The neurobiology and treatment of first-episode schizophrenia.

作者信息

Kahn R S, Sommer I E

机构信息

Department of Psychiatry, Brain Center Rudolf Magnus, University Medical Centre Utrecht, Utrecht, The Netherlands.

出版信息

Mol Psychiatry. 2015 Feb;20(1):84-97. doi: 10.1038/mp.2014.66. Epub 2014 Jul 22.

DOI:10.1038/mp.2014.66
PMID:25048005
原文链接:https://pmc.ncbi.nlm.nih.gov/articles/PMC4320288/
Abstract

It is evident that once psychosis is present in patients with schizophrenia, the underlying biological process of the illness has already been ongoing for many years. At the time of diagnosis, patients with schizophrenia show decreased mean intracranial volume (ICV) as compared with healthy subjects. Since ICV is driven by brain growth, which reaches its maximum size at approximately 13 years of age, this finding suggests that brain development in patients with schizophrenia is stunted before that age. The smaller brain volume is expressed as decrements in both grey and white matter. After diagnosis, it is mainly the grey matter loss that progresses over time whereas white matter deficits are stable or may even improve over the course of the illness. To understand the possible causes of the brain changes in the first phase of schizophrenia, evidence from treatment studies, postmortem and neuroimaging investigations together with animal experiments needs to be incorporated. These data suggest that the pathophysiology of schizophrenia is multifactorial. Increased striatal dopamine synthesis is already evident before the time of diagnosis, starting during the at-risk mental state, and increases during the onset of frank psychosis. Cognitive impairment and negative symptoms may, in turn, result from other abnormalities, such as NMDA receptor hypofunction and low-grade inflammation of the brain. The latter two dysfunctions probably antedate increased dopamine synthesis by many years, reflecting the much earlier presence of cognitive and social dysfunction. Although correction of the hyperdopaminergic state with antipsychotic agents is generally effective in patients with a first-episode psychosis, the effects of treatments to correct NMDA receptor hypofunction or low-grade inflammation are (so far) rather modest at best.

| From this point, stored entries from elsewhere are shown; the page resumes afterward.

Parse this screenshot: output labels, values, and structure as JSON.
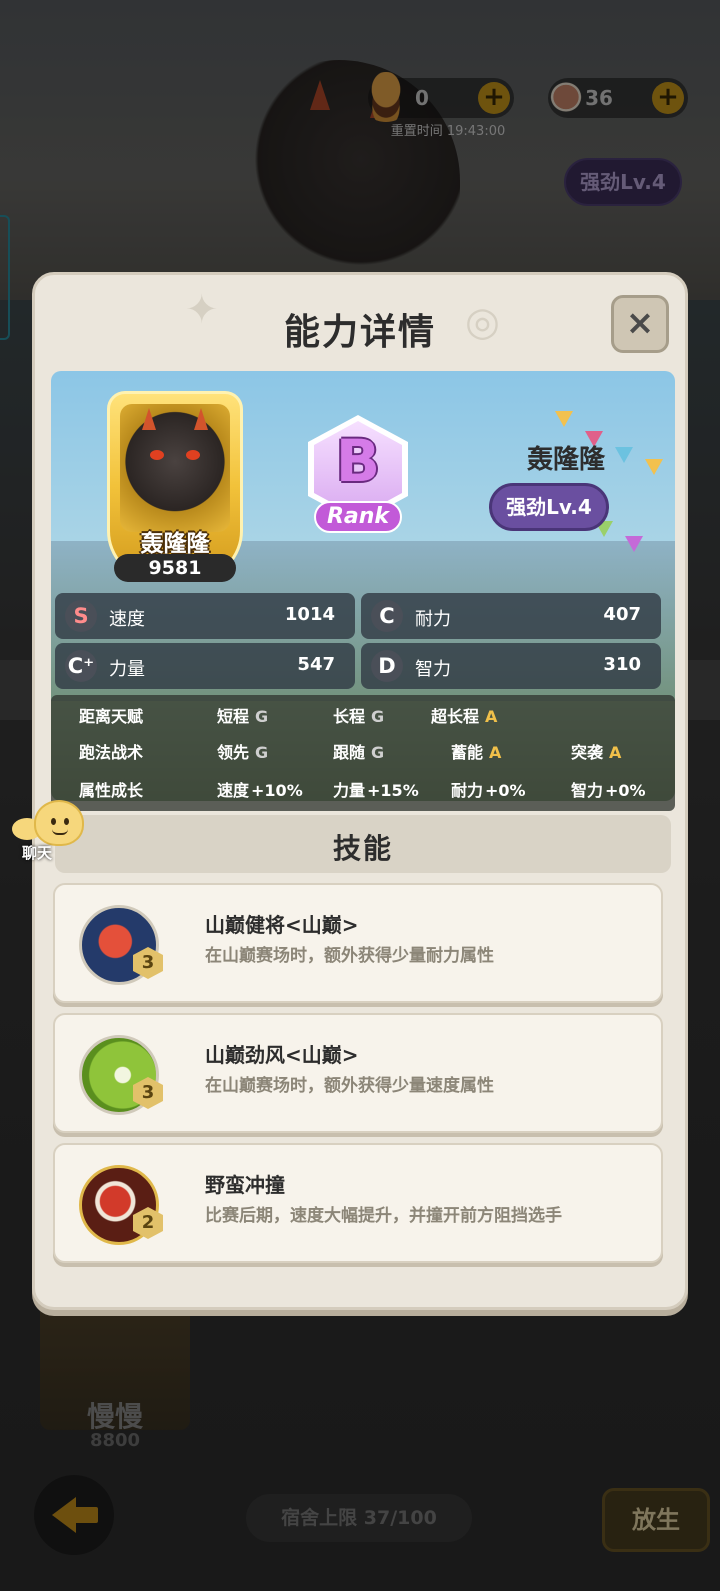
{
  "resources": {
    "burger": {
      "icon": "burger-icon",
      "value": "0"
    },
    "meat": {
      "icon": "meat-icon",
      "value": "36"
    },
    "plus_label": "+",
    "reset_time": "重置时间 19:43:00"
  },
  "background": {
    "level_pill": "强劲Lv.4",
    "frame_name": "慢慢",
    "frame_score": "8800",
    "dorm_limit": "宿舍上限 37/100",
    "release_label": "放生"
  },
  "modal": {
    "title": "能力详情",
    "close_label": "×",
    "hero": {
      "portrait_name": "轰隆隆",
      "score": "9581",
      "rank_letter": "B",
      "rank_label": "Rank",
      "name": "轰隆隆",
      "level": "强劲Lv.4"
    },
    "stats": [
      {
        "grade": "S",
        "name": "速度",
        "value": "1014"
      },
      {
        "grade": "C",
        "name": "耐力",
        "value": "407"
      },
      {
        "grade": "C⁺",
        "name": "力量",
        "value": "547"
      },
      {
        "grade": "D",
        "name": "智力",
        "value": "310"
      }
    ],
    "attributes": {
      "distance": {
        "label": "距离天赋",
        "items": [
          {
            "name": "短程",
            "grade": "G"
          },
          {
            "name": "长程",
            "grade": "G"
          },
          {
            "name": "超长程",
            "grade": "A"
          }
        ]
      },
      "tactics": {
        "label": "跑法战术",
        "items": [
          {
            "name": "领先",
            "grade": "G"
          },
          {
            "name": "跟随",
            "grade": "G"
          },
          {
            "name": "蓄能",
            "grade": "A"
          },
          {
            "name": "突袭",
            "grade": "A"
          }
        ]
      },
      "growth": {
        "label": "属性成长",
        "items": [
          {
            "name": "速度",
            "value": "+10%"
          },
          {
            "name": "力量",
            "value": "+15%"
          },
          {
            "name": "耐力",
            "value": "+0%"
          },
          {
            "name": "智力",
            "value": "+0%"
          }
        ]
      }
    },
    "skills_title": "技能",
    "skills": [
      {
        "name": "山巅健将<山巅>",
        "desc": "在山巅赛场时，额外获得少量耐力属性",
        "level": "3",
        "icon": "heart-plus-icon"
      },
      {
        "name": "山巅劲风<山巅>",
        "desc": "在山巅赛场时，额外获得少量速度属性",
        "level": "3",
        "icon": "wind-icon"
      },
      {
        "name": "野蛮冲撞",
        "desc": "比赛后期，速度大幅提升，并撞开前方阻挡选手",
        "level": "2",
        "icon": "charge-icon"
      }
    ]
  },
  "chat": {
    "label": "聊天"
  }
}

Improved efficacy of these interventions can be expected when they are applied at the onset of cognitive and social dysfunction, rather than at the onset of psychosis.

摘要

显然,精神分裂症患者一旦出现精神病症状,该疾病潜在的生物学过程已持续多年。在诊断时,与健康受试者相比,精神分裂症患者的平均颅内体积(ICV)减小。由于ICV由脑生长驱动,而脑生长在大约13岁时达到最大尺寸,这一发现表明精神分裂症患者的脑发育在该年龄之前就受到了阻碍。较小的脑体积表现为灰质和白质的减少。诊断后,主要是灰质损失随时间进展,而白质缺陷保持稳定,甚至在疾病过程中可能有所改善。为了理解精神分裂症第一阶段脑变化的可能原因,需要整合治疗研究、尸检和神经影像学研究以及动物实验的证据。这些数据表明,精神分裂症的病理生理学是多因素的。纹状体多巴胺合成增加在诊断前就已明显,始于处于精神病风险状态期间,并在明显精神病发作时增加。认知障碍和阴性症状可能反过来由其他异常引起,如NMDA受体功能低下和脑部低度炎症。后两种功能障碍可能比多巴胺合成增加早很多年出现,反映出认知和社会功能障碍出现得更早。尽管用抗精神病药物纠正多巴胺能亢进状态对首发精神病患者通常有效,但纠正NMDA受体功能低下或脑部低度炎症的治疗效果(迄今为止)充其量只能说是相当有限。当这些干预措施在认知和社会功能障碍发作时应用,而不是在精神病发作时应用时,可以预期其疗效会有所提高。